Sam Zimmerman - Freebird Co-Founder and CTO
I do not think the evolution of machine learning will be hampered by the lack of research talent in the field. The machine learning field moves incredibly quickly thanks to open source norms, large amounts of attention by a variety of thinkers, and capital from VC’s and large companies. That being said, I do think machine learning is currently limited by two things;
- A lack of people who are incentivized to validate an incredible amount of fantastic research that is being published
- A lack of talent to apply the aforementioned research to messy real-world problems
In order to solve the validation issues, we need to find ways to incentivize talented individuals to replicate and generalize research that has already been completed. This can be done by rewarding the quality and extensibility of research, over speed and novelty. To solve the second problem, we need to develop more specialized skill sets and job descriptions as an industry. For example, we need engineers who can handle the idiosyncratic issues involved with deploying and maintaining machine learning models, as well as something like 'Data Science Product Managers' in charge of owning the product the model is powering. As a field, we’ve focused on too much on research. We need to develop other important roles in the data science ecosystem like 'data science product' and 'data science strategy' in order for data science to have maximum impact.
Hugh Williams - Machine Learning Data Science Manager at Uber
There’s simply a supply/demand imbalance right now and it’ll get better over time. What you’re seeing is a market correction, where tons of talent from other fields are crossing over to ML both because it’s valuable to companies but also because there’s a lot of ways to get into it.

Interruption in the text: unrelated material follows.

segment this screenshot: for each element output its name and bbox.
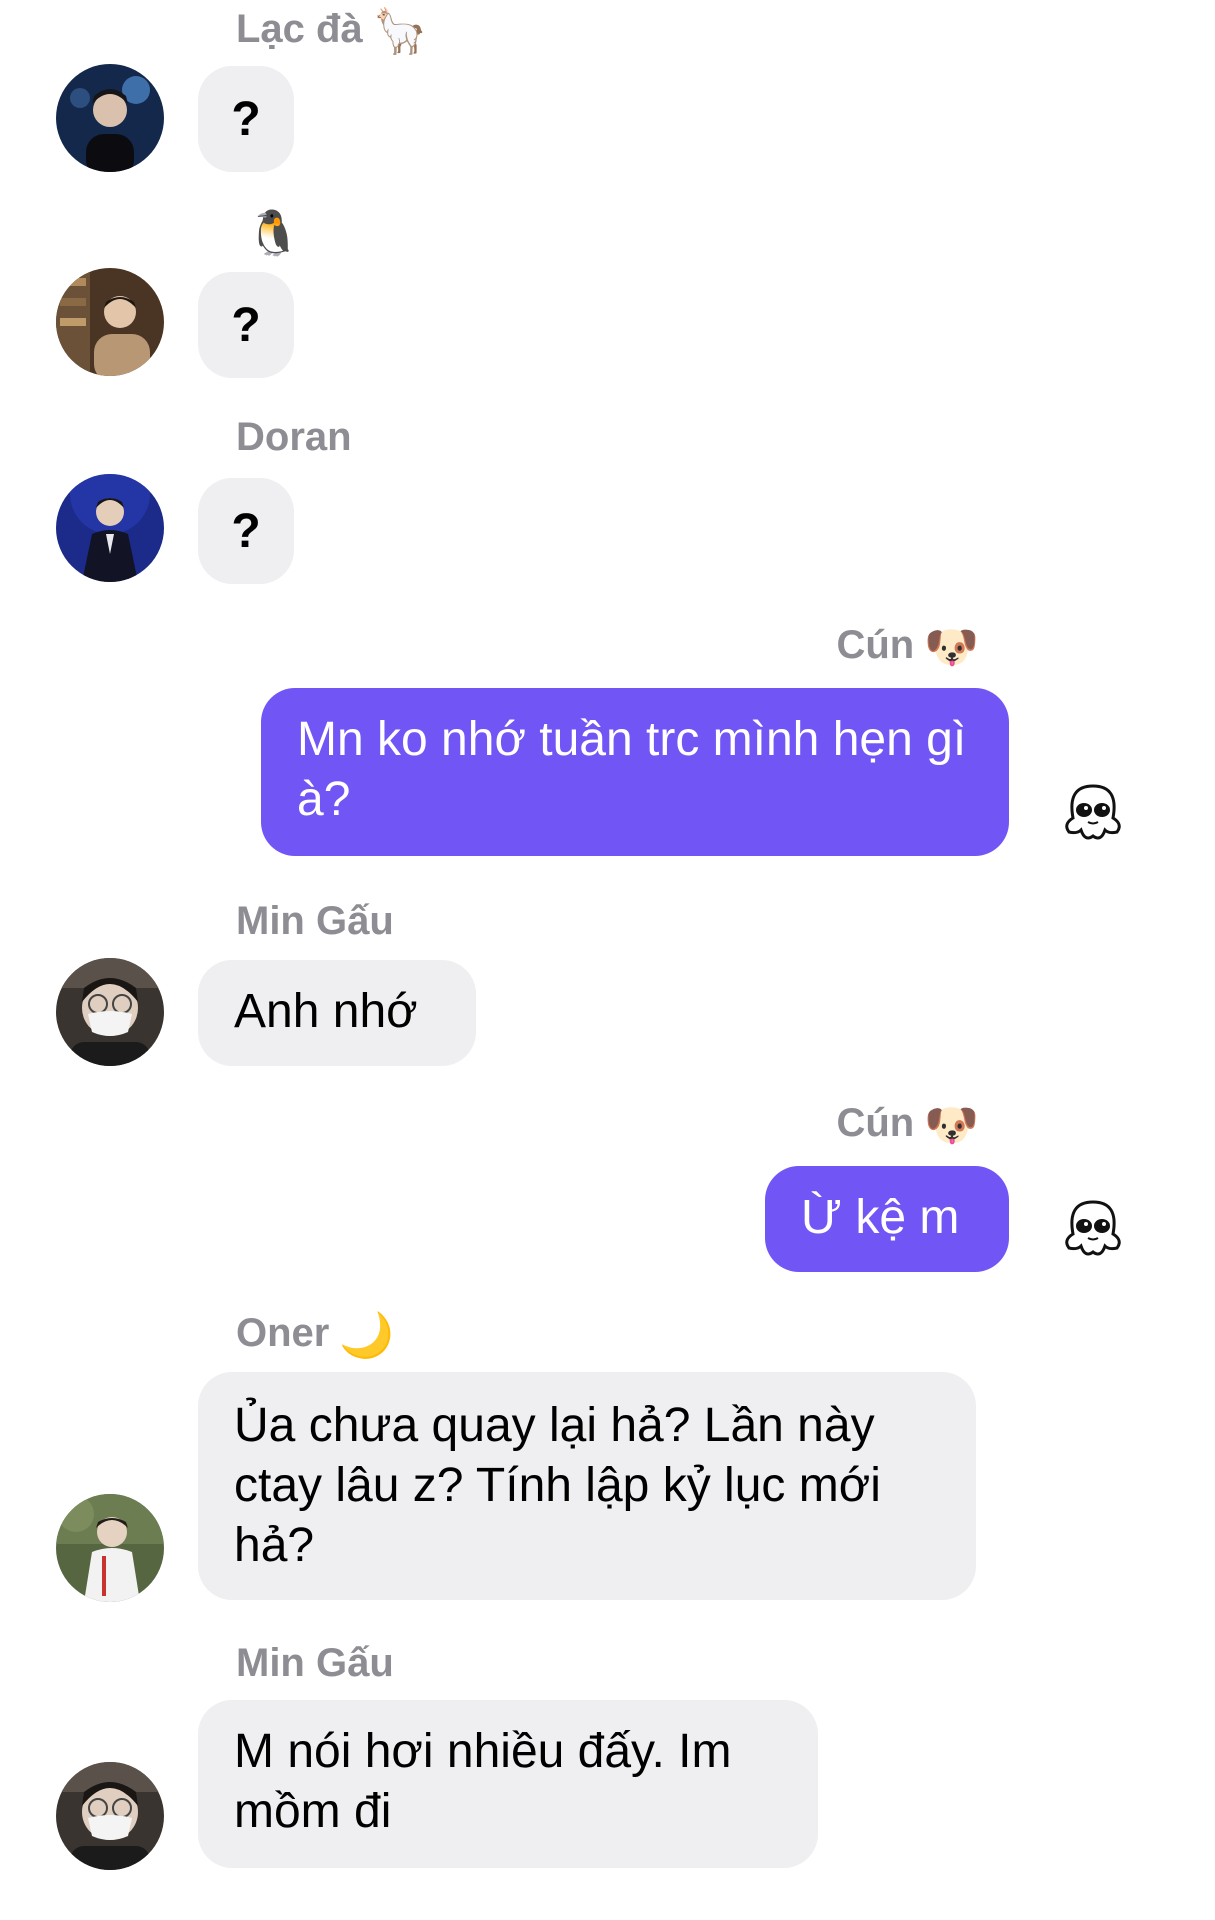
sender-name: Cún 🐶 xyxy=(836,1101,979,1150)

Let me give you an example of why I love the current environment. Here is a sample of the fields that my team got their degrees in:
- Transportation Engineering
- Industrial Engineering
- Thermal Science
- Quantum Physics
- Computer Science
- Theoretical Chemistry
Before machine learning, there’s no way all of us would have ended up in the same room - let alone be collaborating side-by-side to solve some of the coolest, most challenging problems at Uber. Yes, it’s tough finding great talent. But that difficulty pushes folks like myself to find brilliance in a wider spectrum of places.
Tom Andriola - Chief Information Officer with the University of California
There is absolutely a mismatch between demand and supply of people in machine learning fields. In industry, however, you're seeing the more progressive companies build their own internal engines to train people up on these models. The goal is to get them to convert from traditional computer programming and analytics and be able to take advantage of these new techniques like machine learning and AI. However, they are based on some different principles and fundamentals.
Let's say the average programmer has to have the basics in statistics. As with machine learning, there are a lot of different statistical models and techniques that are utilized. Most computer science majors from 15 - 20 years ago didn't get training in recurrent neural networks, which is one of the main techniques used now when we talk about deep learning. Therefore, what we are increasingly seeing is organizations, like one I work closely within the healthcare field called Optim, developing something akin to an internal university. They're essentially trying to convert a lot of their traditional programming and analytics people into data scientists.
Likewise, all of our universities have moved pretty aggressively over the last three years to build up a capability to train up more people in these fields. Seeing the demand in the marketplace, some have developed straight data science programs while others have built more of a center. Here, they pull from expertise across their campuses and expose students from many different backgrounds into building a core competency of understanding data science. They then allow them to take that back into their individual fields - whether this be in computer science, engineering, sociology, statistics etc.
So we're seeing some different models across our campuses, but they are all moving very aggressively. They understand that the broader economy and almost every industry out there is looking for these people - people who understand the science of data and the models that are now being used in the machine learning space.